My father became a psychiatrist who helped people overcome mental obstacles. He taught me that the people who benefit most from the water and from the encouragement are not the elite runners who are racing against each other, but the "pluggers", as he called them, that great mass of runners for whom finishing is winning, taking 4-6 hours. It was against these runners, their families, and their supporters, that yesterday's murderous attack was directed.

I finally got to see the Boston Marathon from the other side, as one of those pluggers, in 2008, and again in 2010. The crowd support in Boston is legendary, and to experience it is transcendent. I must have high-fived 100 kids between Hopkinton and Wellesley in 2008. In 2010 I was running for the Boston Medical Center team where I was in fellowship for hematology and oncology. My right knee had started giving me trouble in Natick, and by the time I was in Newton I was seriously doubting if I could finish.
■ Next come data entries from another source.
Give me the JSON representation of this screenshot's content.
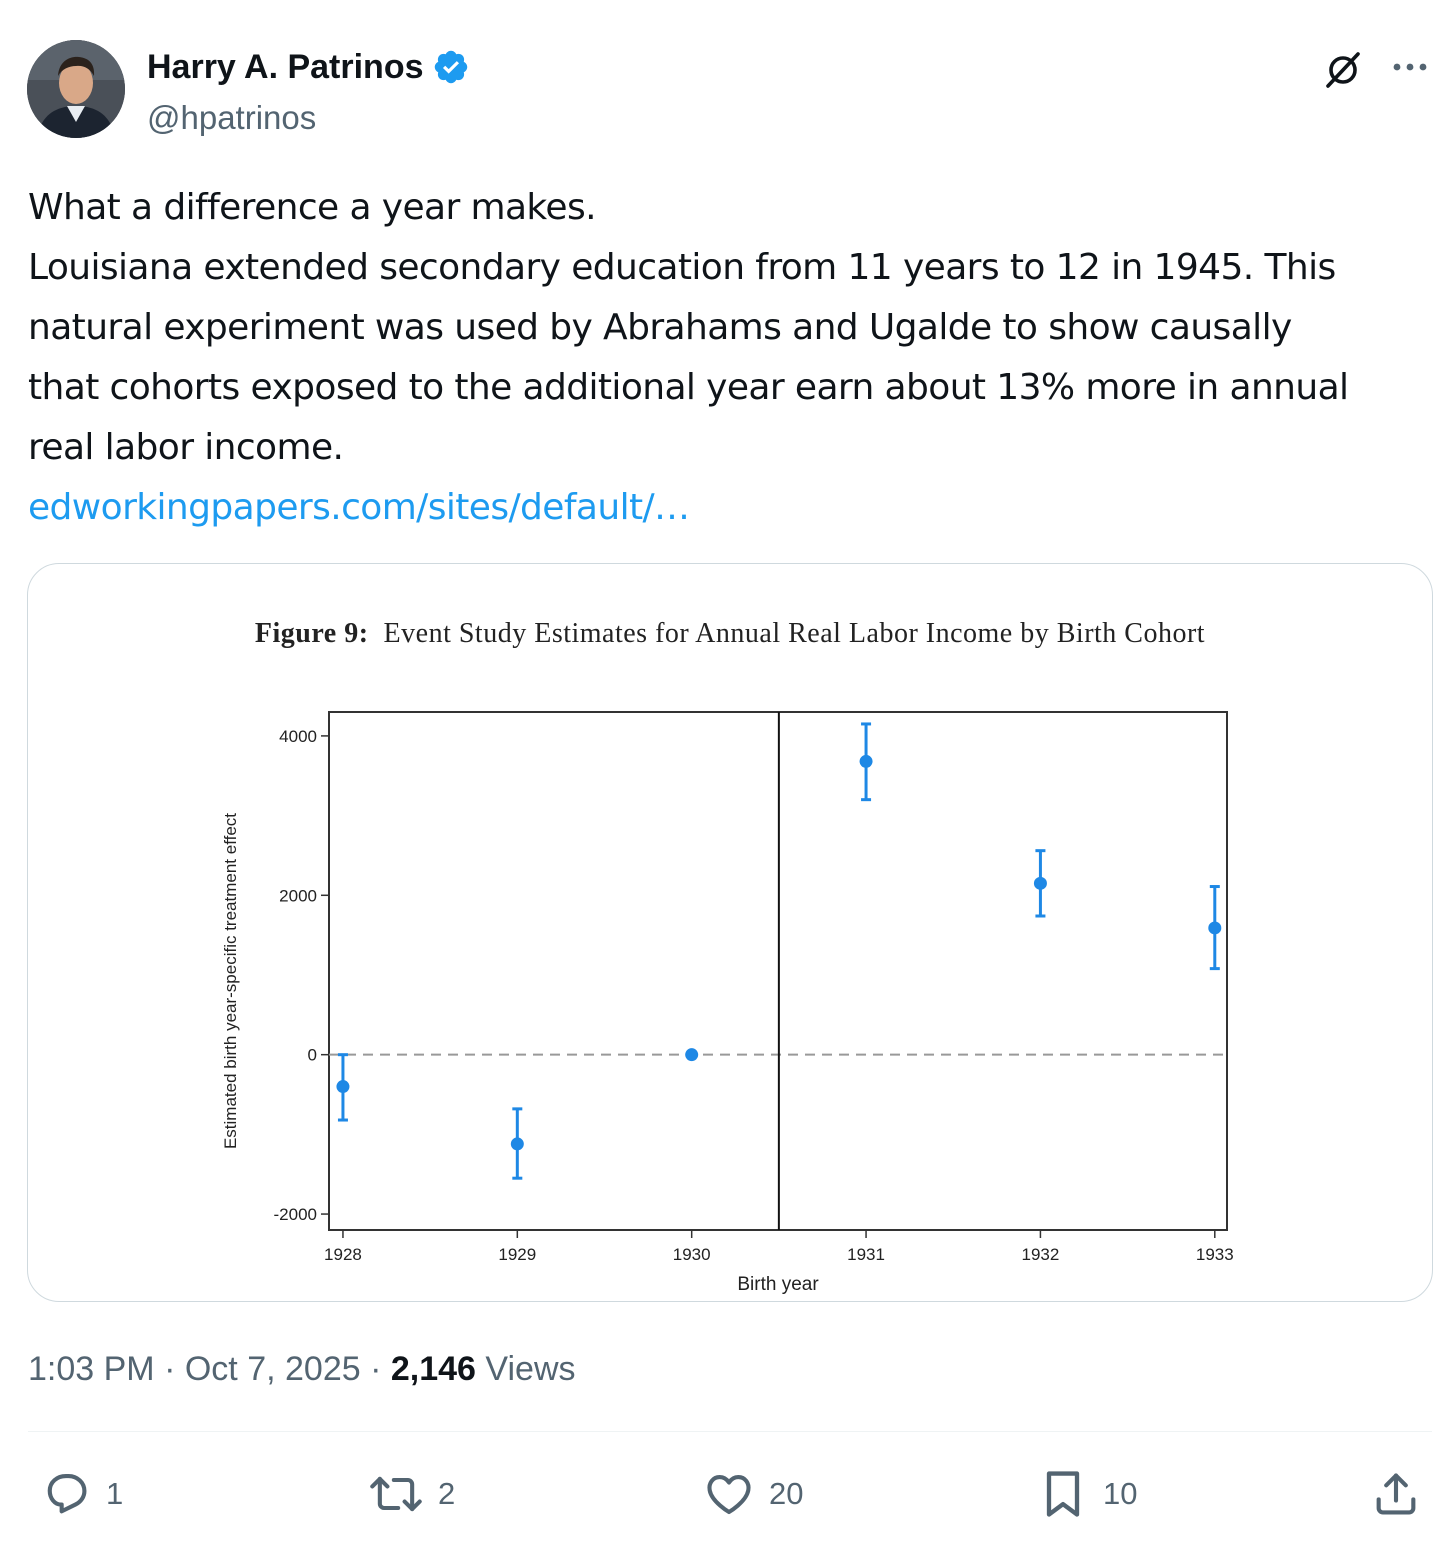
{
  "author": {
    "name": "Harry A. Patrinos",
    "handle": "@hpatrinos",
    "verified_color": "#1d9bf0"
  },
  "header_icons": [
    "grok-icon",
    "more-icon"
  ],
  "tweet": {
    "lines": [
      "What a difference a year makes.",
      "Louisiana extended secondary education from 11 years to 12 in 1945. This",
      "natural experiment was used by  Abrahams and Ugalde to show causally",
      "that cohorts exposed to the additional year earn about 13% more in annual",
      "real labor income."
    ],
    "link": "edworkingpapers.com/sites/default/…"
  },
  "figure": {
    "label": "Figure 9:",
    "title": "Event Study Estimates for Annual Real Labor Income by Birth Cohort"
  },
  "chart_data": {
    "type": "scatter",
    "title": "Figure 9: Event Study Estimates for Annual Real Labor Income by Birth Cohort",
    "xlabel": "Birth year",
    "ylabel": "Estimated birth year-specific treatment effect",
    "x": [
      1928,
      1929,
      1930,
      1931,
      1932,
      1933
    ],
    "y": [
      -400,
      -1120,
      0,
      3680,
      2150,
      1590
    ],
    "ci_low": [
      -820,
      -1550,
      0,
      3200,
      1740,
      1080
    ],
    "ci_high": [
      0,
      -680,
      0,
      4150,
      2560,
      2110
    ],
    "xticks": [
      "1928",
      "1929",
      "1930",
      "1931",
      "1932",
      "1933"
    ],
    "yticks": [
      "4000",
      "2000",
      "0",
      "-2000"
    ],
    "ytick_values": [
      4000,
      2000,
      0,
      -2000
    ],
    "xlim": [
      1927.92,
      1933.07
    ],
    "ylim": [
      -2200,
      4300
    ],
    "treatment_line_x": 1930.5,
    "reference_line_y": 0,
    "marker_color": "#1e88e5",
    "grid": false
  },
  "meta": {
    "time": "1:03 PM",
    "date": "Oct 7, 2025",
    "sep": "·",
    "views_count": "2,146",
    "views_label": "Views"
  },
  "actions": {
    "replies": "1",
    "reposts": "2",
    "likes": "20",
    "bookmarks": "10"
  }
}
A woman standing on the grassy median of Commonwealth Avenue saw my shirt and screamed "Team BMC! Go Team BMC!!!" Then she jumped up and down and pointed to the older woman sitting in a lawn chair next to her, "You saved this woman's life!!! Go BMC!!!!" And go I did. Even now my colleagues at BMC, and all the big hospitals of Boston, are saving lives torn apart by yesterday's bombs.

The violence done to the people yesterday at the Boston Marathon would have broken my father's heart. He died in 2004. Although I very much wish that he had lived long enough to hand me a cup of water at our traditional 21st mile spot,  I caught myself being glad that he was spared the knowledge of yesterday's horror. And yet, I find myself feeling doubly heartbroken, outraged, and upset, once for myself, and once on his behalf. For me, this was an attack on the memory of my father's spirit.

This was also an attack on our city and our people at their very, very best, and we met it with our best as well. By all accounts, the world-class medical presence that saturated the finish line, along with alert and capable athletes and bystanders, some of them veterans with IED experience, saved many lives and made a horrible situation not nearly as horrible as it could have been. It will take some time to grieve and absorb the loss of life and limb. I am grateful that my four friends and their families who ran yesterday got home safely, but painfully aware that many others did not. If Marathon Monday means anything, it means that we celebrate and practice the indomitable spirit. It can not be taken from us. I am still trying to figure out for myself how to best respond to this act of terror. The feelings are still too fresh. The best response is always to refuse to be terrorized. For me, I think that might mean running Boston again.